I'm having a difficult time understanding time complexities of algorithm. I know that a polynomial time is of the form O(n^m) where m is a constant. Consider the following case where A is a list of elements:

Foo(A)
for each element a in A:
    for each element b in A-a:
        Polynomial-Time-Algorithm-Bar(A, a, b)

If n is the size of A,

1) Am I right in understanding that Foo(A) is also a polynomial time algorithm , because the function Polynomial-Time-Algorithm-Bar is called (n-1)*n times ?

2) When would an algorithm making calls to another polynomial time algorithm become exponential. I understand that if it has a running time of O(n^m) and m is variable and n is constant, then it would be exponential. Can you give me an example of such a case in the above example?

Answer 1

I assume $n$ is the number of entries in array/set A.

1. Yes, since polynomials are closed against multiplication; specifically, $n(n-1) \cdot p(n)$ is always polynomially bounded as long as $p(n)$ is polynomially bounded.
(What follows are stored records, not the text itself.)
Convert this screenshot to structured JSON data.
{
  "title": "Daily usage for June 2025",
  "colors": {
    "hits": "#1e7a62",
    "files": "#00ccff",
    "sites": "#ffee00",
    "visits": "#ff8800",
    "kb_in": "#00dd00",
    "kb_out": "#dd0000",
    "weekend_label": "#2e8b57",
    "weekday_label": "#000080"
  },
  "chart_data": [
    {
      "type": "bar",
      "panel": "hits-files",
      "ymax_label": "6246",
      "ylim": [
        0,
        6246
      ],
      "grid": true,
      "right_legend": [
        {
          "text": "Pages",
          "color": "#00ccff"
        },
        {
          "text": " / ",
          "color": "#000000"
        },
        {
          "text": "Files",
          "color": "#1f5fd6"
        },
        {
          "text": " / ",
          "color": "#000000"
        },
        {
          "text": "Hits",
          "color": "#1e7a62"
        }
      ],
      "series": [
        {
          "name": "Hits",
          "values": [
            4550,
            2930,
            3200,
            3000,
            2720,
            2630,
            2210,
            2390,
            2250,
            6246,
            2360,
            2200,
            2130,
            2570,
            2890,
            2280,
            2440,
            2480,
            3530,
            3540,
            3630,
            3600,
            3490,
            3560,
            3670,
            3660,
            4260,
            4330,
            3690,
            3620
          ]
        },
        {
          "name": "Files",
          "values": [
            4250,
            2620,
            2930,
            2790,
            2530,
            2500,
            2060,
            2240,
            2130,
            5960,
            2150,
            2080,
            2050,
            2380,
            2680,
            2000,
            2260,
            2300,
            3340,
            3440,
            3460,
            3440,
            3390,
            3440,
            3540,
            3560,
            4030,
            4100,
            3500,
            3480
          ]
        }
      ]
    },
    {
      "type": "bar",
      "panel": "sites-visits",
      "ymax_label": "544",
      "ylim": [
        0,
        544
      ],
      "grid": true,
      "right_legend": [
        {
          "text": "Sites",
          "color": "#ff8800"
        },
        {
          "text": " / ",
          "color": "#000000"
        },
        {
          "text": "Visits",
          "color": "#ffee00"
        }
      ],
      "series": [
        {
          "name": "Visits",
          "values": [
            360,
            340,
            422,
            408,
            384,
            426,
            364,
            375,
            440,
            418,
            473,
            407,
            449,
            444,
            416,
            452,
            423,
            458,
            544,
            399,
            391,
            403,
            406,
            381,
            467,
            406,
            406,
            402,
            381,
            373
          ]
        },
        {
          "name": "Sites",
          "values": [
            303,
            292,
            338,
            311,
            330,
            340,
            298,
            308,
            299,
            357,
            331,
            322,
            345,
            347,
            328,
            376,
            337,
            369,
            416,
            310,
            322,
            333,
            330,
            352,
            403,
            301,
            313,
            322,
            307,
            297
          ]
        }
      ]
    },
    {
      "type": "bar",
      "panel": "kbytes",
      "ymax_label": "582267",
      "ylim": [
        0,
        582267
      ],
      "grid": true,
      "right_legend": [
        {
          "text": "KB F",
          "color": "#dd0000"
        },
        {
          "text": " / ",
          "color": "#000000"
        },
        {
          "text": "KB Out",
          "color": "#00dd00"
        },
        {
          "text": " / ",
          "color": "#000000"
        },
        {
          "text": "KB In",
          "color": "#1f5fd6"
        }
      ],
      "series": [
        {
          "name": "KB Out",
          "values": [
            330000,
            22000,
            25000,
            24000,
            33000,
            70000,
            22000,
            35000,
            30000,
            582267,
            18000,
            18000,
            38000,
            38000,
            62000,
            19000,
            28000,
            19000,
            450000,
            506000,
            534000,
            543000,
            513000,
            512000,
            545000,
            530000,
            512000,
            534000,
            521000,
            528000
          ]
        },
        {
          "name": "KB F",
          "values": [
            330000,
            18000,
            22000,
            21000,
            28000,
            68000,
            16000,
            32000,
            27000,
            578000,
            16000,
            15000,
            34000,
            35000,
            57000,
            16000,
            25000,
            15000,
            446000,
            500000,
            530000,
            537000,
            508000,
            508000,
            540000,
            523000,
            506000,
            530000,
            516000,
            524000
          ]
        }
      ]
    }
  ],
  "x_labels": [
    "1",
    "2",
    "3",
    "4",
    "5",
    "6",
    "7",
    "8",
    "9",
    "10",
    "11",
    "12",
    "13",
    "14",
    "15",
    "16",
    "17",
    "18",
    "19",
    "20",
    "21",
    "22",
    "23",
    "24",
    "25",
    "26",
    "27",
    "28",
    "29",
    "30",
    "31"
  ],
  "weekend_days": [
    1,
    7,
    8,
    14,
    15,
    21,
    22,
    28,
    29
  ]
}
2. As a consequence, the only way to achieve exponential running-time by calling a polynomial-time algorithm with parts of the original input is to call it exponentially often.

   Example:

   Foo(A)
     if |A| >= 2
       a = A[0]
       b = A[1]
       Polynomial-Time-Algorithm-Bar(A, a, b)
       Foo(A - a)
       Foo(A - b)
   

   The number of calls to PTA-Bar is given by

   $\qquad\begin{align*} C(0) &= 0,\\ C(1) &= 0,\\ C(n) &= 2C(n-1) + 1, \qquad n \geq 2, \end{align*}$

   which solves to $C(n) = 2^{n-1} - 1$ for $n \geq 1$. Ergo, the running time of Foo is in $\Omega\bigl( 2^n \cdot p(n) \bigr)$ if PTA-Bar takes time $p(n)$.